Rather, we are referring to the Connecticut General Assembly’s “Long Session” of 2019. Although coincidentally the Belmont Stakes will be held this year on June 8th, just three days after the legislative Session is scheduled to conclude!

With a month to go in the Session, where are we?

As I see it the big bills with potentially big price tags have not yet appeared at the top of the House and Senate calendars. So far there have been few long debates.

Some of the bills that have been passed have done so unanimously, but of course some have not. In any event it seems to me that more should have been accomplished by the legislators at this point in the Session, considering that the Majority Party holds an almost two to one margin in both House and Senate.

Budgets for the upcoming biennium were approved by the Appropriations Committee on Tuesday of last week, and by the Finance, Revenue, & Bonding Committee the following day. They do not reflect the Governor’s original proposal for burdening municipalities with a share of future teacher retirement payments.

Why is that? The Appropriations Co-Chairs. said they had intended to include the Governor’s proposal for phasing in sharing of teacher retirement. But somehow they did not review their “final” document in time to catch the fact that his proposal was nowhere to be found in it!

Perhaps this is also why Finance, Revenue, & Bonding left it out as well. Or perhaps not. And for that matter one action F, R, & B took was to propose that the State Bond Commission no longer be run by the Governor.

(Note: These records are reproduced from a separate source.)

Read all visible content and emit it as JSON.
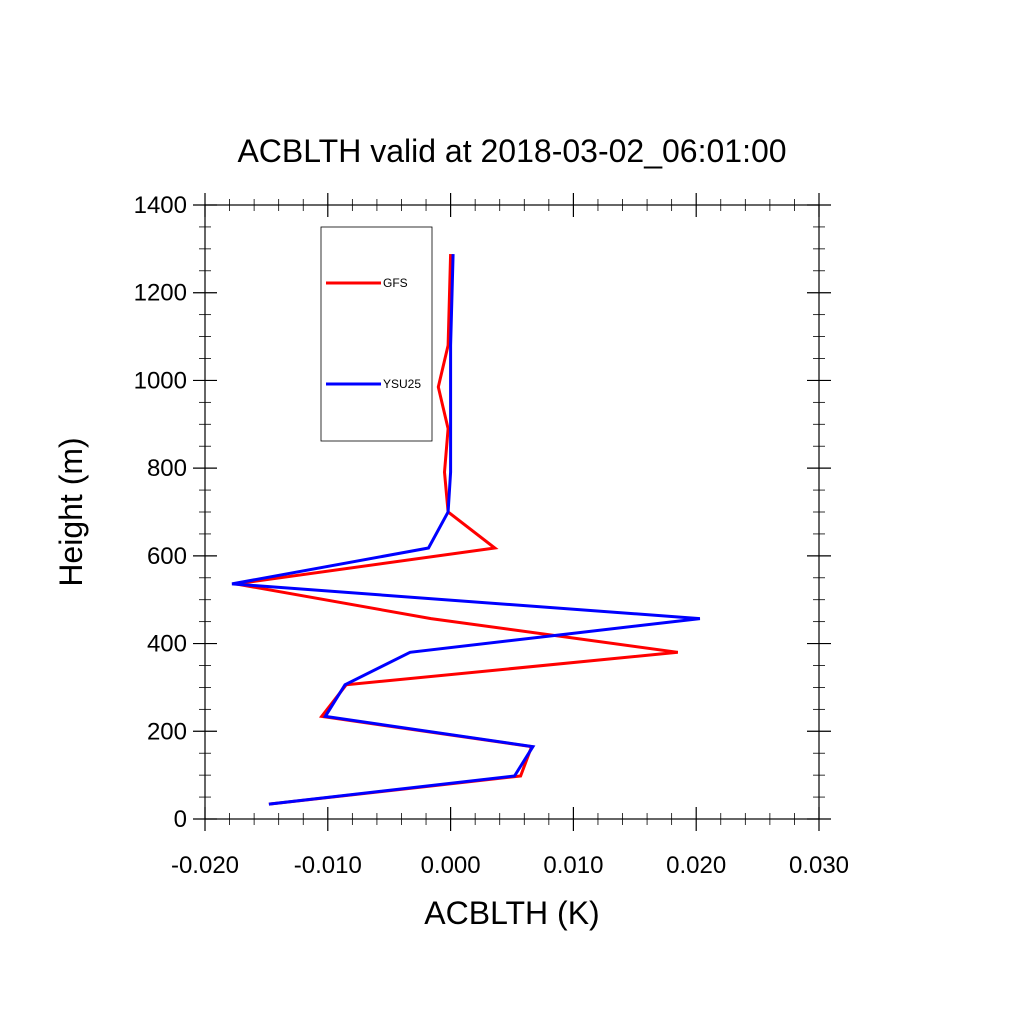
{
  "chart_data": {
    "type": "line",
    "title": "ACBLTH valid at 2018-03-02_06:01:00",
    "xlabel": "ACBLTH (K)",
    "ylabel": "Height (m)",
    "xlim": [
      -0.02,
      0.03
    ],
    "ylim": [
      0,
      1400
    ],
    "xticks": [
      "-0.020",
      "-0.010",
      "0.000",
      "0.010",
      "0.020",
      "0.030"
    ],
    "xtick_values": [
      -0.02,
      -0.01,
      0.0,
      0.01,
      0.02,
      0.03
    ],
    "yticks": [
      "0",
      "200",
      "400",
      "600",
      "800",
      "1000",
      "1200",
      "1400"
    ],
    "ytick_values": [
      0,
      200,
      400,
      600,
      800,
      1000,
      1200,
      1400
    ],
    "grid": false,
    "legend_position": "top-left",
    "series": [
      {
        "name": "GFS",
        "color": "#ff0000",
        "points": [
          [
            -0.0148,
            34
          ],
          [
            0.0057,
            98
          ],
          [
            0.0066,
            165
          ],
          [
            -0.0105,
            234
          ],
          [
            -0.0085,
            306
          ],
          [
            0.0185,
            380
          ],
          [
            -0.0016,
            457
          ],
          [
            -0.0175,
            536
          ],
          [
            0.0036,
            618
          ],
          [
            -0.0002,
            700
          ],
          [
            -0.0005,
            791
          ],
          [
            -0.0002,
            890
          ],
          [
            -0.001,
            985
          ],
          [
            -0.0002,
            1080
          ],
          [
            0.0,
            1288
          ]
        ]
      },
      {
        "name": "YSU25",
        "color": "#0000ff",
        "points": [
          [
            -0.0148,
            34
          ],
          [
            0.0052,
            98
          ],
          [
            0.0067,
            165
          ],
          [
            -0.0102,
            234
          ],
          [
            -0.0086,
            306
          ],
          [
            -0.0033,
            380
          ],
          [
            0.0203,
            457
          ],
          [
            -0.0178,
            536
          ],
          [
            -0.0018,
            618
          ],
          [
            -0.0002,
            700
          ],
          [
            0.0,
            791
          ],
          [
            0.0,
            890
          ],
          [
            0.0,
            985
          ],
          [
            0.0,
            1080
          ],
          [
            0.0002,
            1288
          ]
        ]
      }
    ]
  }
}
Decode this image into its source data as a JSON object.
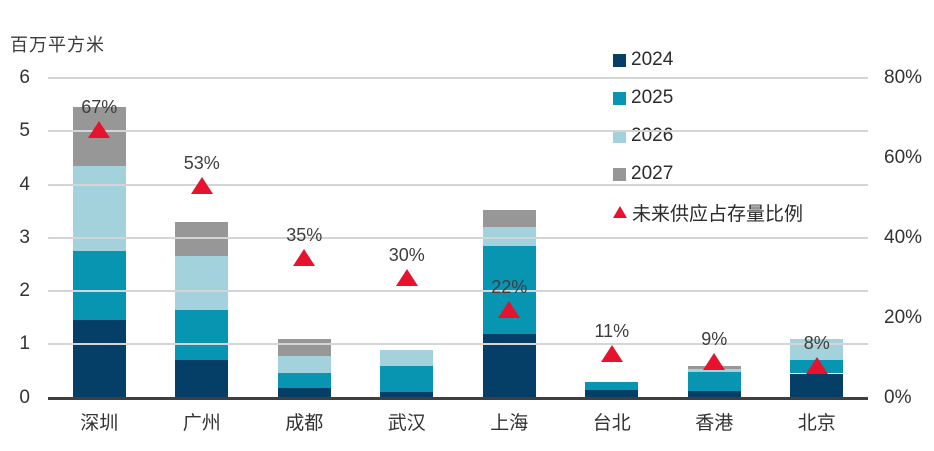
{
  "title": "百万平方米",
  "colors": {
    "background": "#ffffff",
    "gridline": "#d5d5d5",
    "axis_line": "#3f3f3f",
    "text": "#333333",
    "marker_red": "#e6132f"
  },
  "chart_data": {
    "type": "bar",
    "stacked": true,
    "title": "百万平方米",
    "grid": true,
    "legend_position": "top-right-inside",
    "categories": [
      "深圳",
      "广州",
      "成都",
      "武汉",
      "上海",
      "台北",
      "香港",
      "北京"
    ],
    "series": [
      {
        "name": "2024",
        "color": "#053e66",
        "values": [
          1.45,
          0.7,
          0.18,
          0.1,
          1.2,
          0.15,
          0.12,
          0.45
        ]
      },
      {
        "name": "2025",
        "color": "#0795b1",
        "values": [
          1.3,
          0.95,
          0.28,
          0.5,
          1.65,
          0.15,
          0.36,
          0.25
        ]
      },
      {
        "name": "2026",
        "color": "#a3d2dc",
        "values": [
          1.6,
          1.0,
          0.32,
          0.3,
          0.35,
          0,
          0.06,
          0.4
        ]
      },
      {
        "name": "2027",
        "color": "#979797",
        "values": [
          1.1,
          0.65,
          0.32,
          0,
          0.33,
          0,
          0.06,
          0
        ]
      }
    ],
    "marker_series": {
      "name": "未来供应占存量比例",
      "color": "#e6132f",
      "axis": "right",
      "values_pct": [
        67,
        53,
        35,
        30,
        22,
        11,
        9,
        8
      ],
      "labels": [
        "67%",
        "53%",
        "35%",
        "30%",
        "22%",
        "11%",
        "9%",
        "8%"
      ]
    },
    "left_axis": {
      "label": "百万平方米",
      "min": 0,
      "max": 6,
      "ticks": [
        "6",
        "5",
        "4",
        "3",
        "2",
        "1",
        "0"
      ],
      "tick_values": [
        6,
        5,
        4,
        3,
        2,
        1,
        0
      ]
    },
    "right_axis": {
      "min": 0,
      "max": 80,
      "ticks": [
        "80%",
        "60%",
        "40%",
        "20%",
        "0%"
      ],
      "tick_values": [
        80,
        60,
        40,
        20,
        0
      ]
    }
  }
}
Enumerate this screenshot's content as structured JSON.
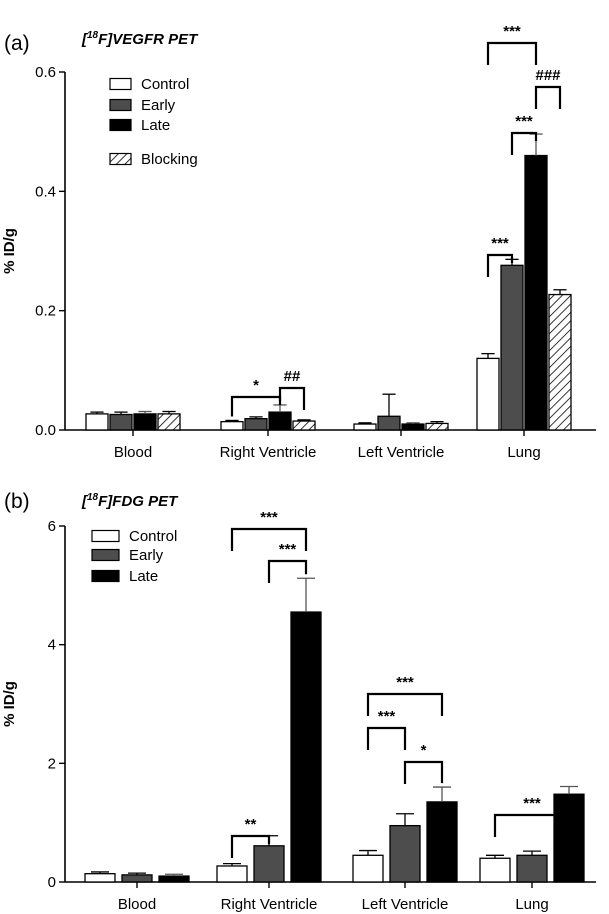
{
  "colors": {
    "control": "#ffffff",
    "early": "#4d4d4d",
    "late": "#000000",
    "blocking": "hatched"
  },
  "chart_data": [
    {
      "type": "bar",
      "panel_letter": "(a)",
      "title_prefix": "[",
      "title_sup": "18",
      "title_suffix": "F]VEGFR PET",
      "xlabel": "",
      "ylabel": "% ID/g",
      "ylim": [
        0,
        0.6
      ],
      "yticks": [
        0.0,
        0.2,
        0.4,
        0.6
      ],
      "ytick_labels": [
        "0.0",
        "0.2",
        "0.4",
        "0.6"
      ],
      "categories": [
        "Blood",
        "Right Ventricle",
        "Left Ventricle",
        "Lung"
      ],
      "series": [
        {
          "name": "Control",
          "values": [
            0.027,
            0.014,
            0.01,
            0.12
          ],
          "errors": [
            0.003,
            0.002,
            0.002,
            0.008
          ]
        },
        {
          "name": "Early",
          "values": [
            0.026,
            0.019,
            0.023,
            0.276
          ],
          "errors": [
            0.004,
            0.003,
            0.037,
            0.01
          ]
        },
        {
          "name": "Late",
          "values": [
            0.027,
            0.03,
            0.01,
            0.46
          ],
          "errors": [
            0.004,
            0.012,
            0.002,
            0.036
          ]
        },
        {
          "name": "Blocking",
          "values": [
            0.027,
            0.015,
            0.011,
            0.227
          ],
          "errors": [
            0.004,
            0.002,
            0.003,
            0.008
          ]
        }
      ],
      "significance": [
        {
          "label": "*",
          "category": 1,
          "from": 0,
          "to": 2
        },
        {
          "label": "##",
          "category": 1,
          "from": 2,
          "to": 3
        },
        {
          "label": "***",
          "category": 3,
          "from": 0,
          "to": 1
        },
        {
          "label": "***",
          "category": 3,
          "from": 1,
          "to": 2
        },
        {
          "label": "***",
          "category": 3,
          "from": 0,
          "to": 2
        },
        {
          "label": "###",
          "category": 3,
          "from": 2,
          "to": 3
        }
      ],
      "legend_position": "top-left"
    },
    {
      "type": "bar",
      "panel_letter": "(b)",
      "title_prefix": "[",
      "title_sup": "18",
      "title_suffix": "F]FDG PET",
      "xlabel": "",
      "ylabel": "% ID/g",
      "ylim": [
        0,
        6
      ],
      "yticks": [
        0,
        2,
        4,
        6
      ],
      "ytick_labels": [
        "0",
        "2",
        "4",
        "6"
      ],
      "categories": [
        "Blood",
        "Right Ventricle",
        "Left Ventricle",
        "Lung"
      ],
      "series": [
        {
          "name": "Control",
          "values": [
            0.14,
            0.27,
            0.45,
            0.4
          ],
          "errors": [
            0.03,
            0.04,
            0.08,
            0.05
          ]
        },
        {
          "name": "Early",
          "values": [
            0.12,
            0.61,
            0.95,
            0.45
          ],
          "errors": [
            0.03,
            0.17,
            0.2,
            0.07
          ]
        },
        {
          "name": "Late",
          "values": [
            0.1,
            4.55,
            1.35,
            1.48
          ],
          "errors": [
            0.03,
            0.57,
            0.25,
            0.13
          ]
        }
      ],
      "significance": [
        {
          "label": "**",
          "category": 1,
          "from": 0,
          "to": 1
        },
        {
          "label": "***",
          "category": 1,
          "from": 1,
          "to": 2
        },
        {
          "label": "***",
          "category": 1,
          "from": 0,
          "to": 2
        },
        {
          "label": "***",
          "category": 2,
          "from": 0,
          "to": 1
        },
        {
          "label": "*",
          "category": 2,
          "from": 1,
          "to": 2
        },
        {
          "label": "***",
          "category": 2,
          "from": 0,
          "to": 2
        },
        {
          "label": "***",
          "category": 3,
          "from": 0,
          "to": 2
        }
      ],
      "legend_position": "top-left"
    }
  ]
}
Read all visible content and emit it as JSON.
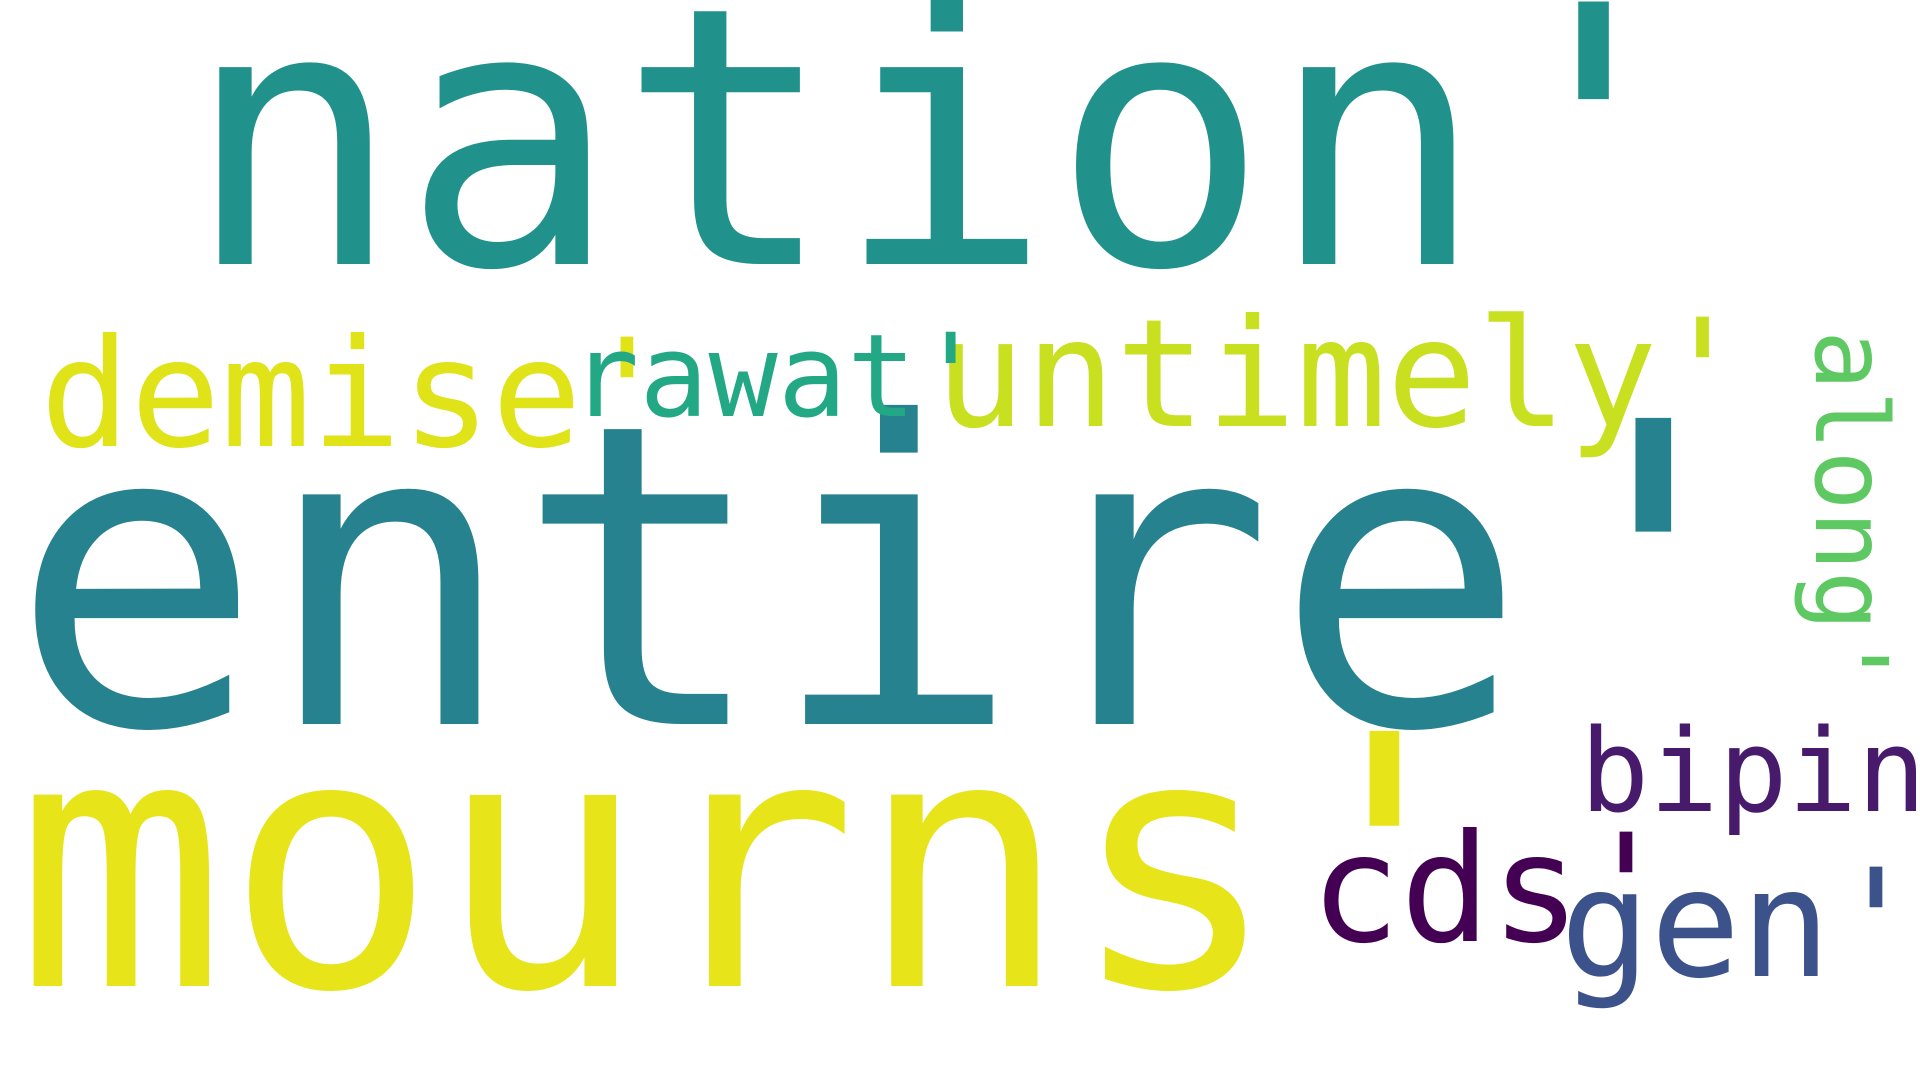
{
  "word_cloud": {
    "words": [
      {
        "id": "nation",
        "text": "nation'",
        "color": "#21918c"
      },
      {
        "id": "entire",
        "text": "entire'",
        "color": "#26828e"
      },
      {
        "id": "mourns",
        "text": "mourns'",
        "color": "#e7e419"
      },
      {
        "id": "untimely",
        "text": "untimely'",
        "color": "#c8e020"
      },
      {
        "id": "demise",
        "text": "demise'",
        "color": "#dfe318"
      },
      {
        "id": "rawat",
        "text": "rawat'",
        "color": "#22a884"
      },
      {
        "id": "cds",
        "text": "cds'",
        "color": "#440154"
      },
      {
        "id": "bipin",
        "text": "bipin'",
        "color": "#481a6c"
      },
      {
        "id": "gen",
        "text": "gen'",
        "color": "#3b528b"
      },
      {
        "id": "along",
        "text": "along'",
        "color": "#5ec962"
      }
    ],
    "background": "#ffffff"
  }
}
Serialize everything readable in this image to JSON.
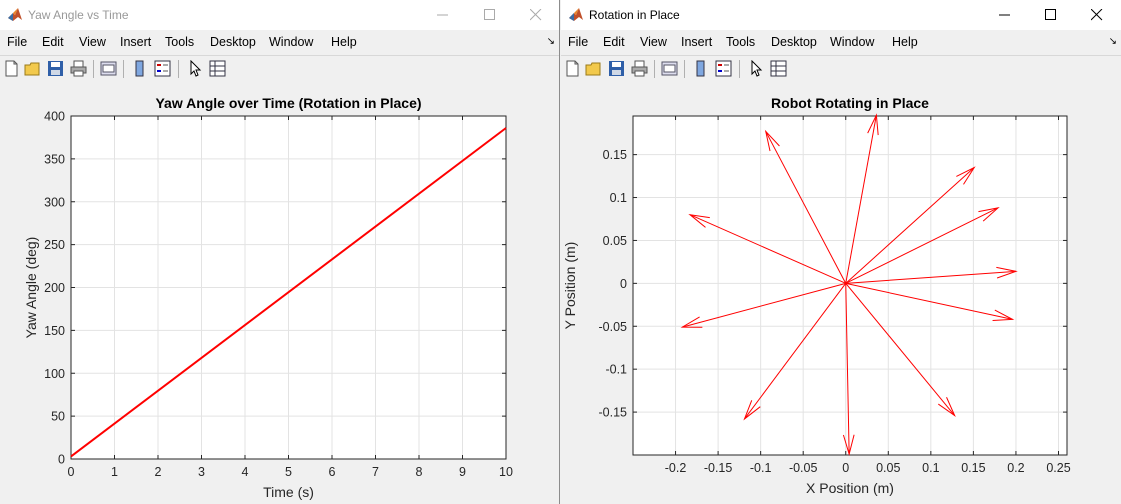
{
  "windows": [
    {
      "title": "Yaw Angle vs Time",
      "active": false,
      "menu": [
        "File",
        "Edit",
        "View",
        "Insert",
        "Tools",
        "Desktop",
        "Window",
        "Help"
      ]
    },
    {
      "title": "Rotation in Place",
      "active": true,
      "menu": [
        "File",
        "Edit",
        "View",
        "Insert",
        "Tools",
        "Desktop",
        "Window",
        "Help"
      ]
    }
  ],
  "colors": {
    "plot_line": "#ff0000",
    "grid": "#e3e3e3",
    "axes_bg": "#ffffff",
    "figure_bg": "#f0f0f0"
  },
  "chart_data": [
    {
      "type": "line",
      "title": "Yaw Angle over Time (Rotation in Place)",
      "xlabel": "Time (s)",
      "ylabel": "Yaw Angle (deg)",
      "xlim": [
        0,
        10
      ],
      "ylim": [
        0,
        400
      ],
      "xticks": [
        0,
        1,
        2,
        3,
        4,
        5,
        6,
        7,
        8,
        9,
        10
      ],
      "yticks": [
        0,
        50,
        100,
        150,
        200,
        250,
        300,
        350,
        400
      ],
      "grid": true,
      "series": [
        {
          "x": [
            0,
            10
          ],
          "y": [
            3,
            386
          ]
        }
      ]
    },
    {
      "type": "quiver",
      "title": "Robot Rotating in Place",
      "xlabel": "X Position (m)",
      "ylabel": "Y Position (m)",
      "xlim": [
        -0.25,
        0.26
      ],
      "ylim": [
        -0.2,
        0.195
      ],
      "xticks": [
        -0.2,
        -0.15,
        -0.1,
        -0.05,
        0,
        0.05,
        0.1,
        0.15,
        0.2,
        0.25
      ],
      "xtick_labels": [
        "-0.2",
        "-0.15",
        "-0.1",
        "-0.05",
        "0",
        "0.05",
        "0.1",
        "0.15",
        "0.2",
        "0.25"
      ],
      "yticks": [
        -0.15,
        -0.1,
        -0.05,
        0,
        0.05,
        0.1,
        0.15
      ],
      "ytick_labels": [
        "-0.15",
        "-0.1",
        "-0.05",
        "0",
        "0.05",
        "0.1",
        "0.15"
      ],
      "grid": true,
      "origin": [
        0,
        0
      ],
      "arrows": [
        {
          "u": 0.2,
          "v": 0.014
        },
        {
          "u": 0.179,
          "v": 0.088
        },
        {
          "u": 0.151,
          "v": 0.135
        },
        {
          "u": 0.036,
          "v": 0.196
        },
        {
          "u": -0.094,
          "v": 0.177
        },
        {
          "u": -0.183,
          "v": 0.08
        },
        {
          "u": -0.192,
          "v": -0.051
        },
        {
          "u": -0.119,
          "v": -0.158
        },
        {
          "u": 0.004,
          "v": -0.199
        },
        {
          "u": 0.128,
          "v": -0.154
        },
        {
          "u": 0.196,
          "v": -0.042
        }
      ]
    }
  ]
}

Subsequently last week there was a final meeting at Appropriations to render “joint favorable” status to bills that had been subject to their review. The meeting ran somewhat under six hours altogether, with more than three hours of that time being spent in caucus.

What did they do there? For one thing, leadership of the Majority Party caucus apparently snipped off some provisions of various education bills that met significant opposition within the caucus.

Next, twin “Public Option” health care bills underwent lengthy debate. Why would two bills saying the same thing be sent to the floor? One is from the Senate and one is from the House. The two bills are identical. Perhaps pride of ownership is the reason.

Noteworthy also is that a cool million bucks is proposed in these bills for further study of the “Public Option.” The study would apply to both bills equally.

What role will the Legislature have in reviewing and voting upon a “Public Option” health care proposal? What we can say at this point is that the Insurance Committee will eventually review it. But will the Legislature subsequently get to debate and vote on what that Committee recommends? Remarkably, as far as I can tell the answer could very well be “no,” with their recommendations very possibly taking effect as a result of Majority Party maneuvering.

What about funding for “Alliance Districts?” Concerned about perceived cuts perhaps a half-dozen members of the Appropriations Committee cried out in opposition to what may have been “substitute” language.

Someone is going to have to take charge. Or this may be a long hot summer in Hartford, once again!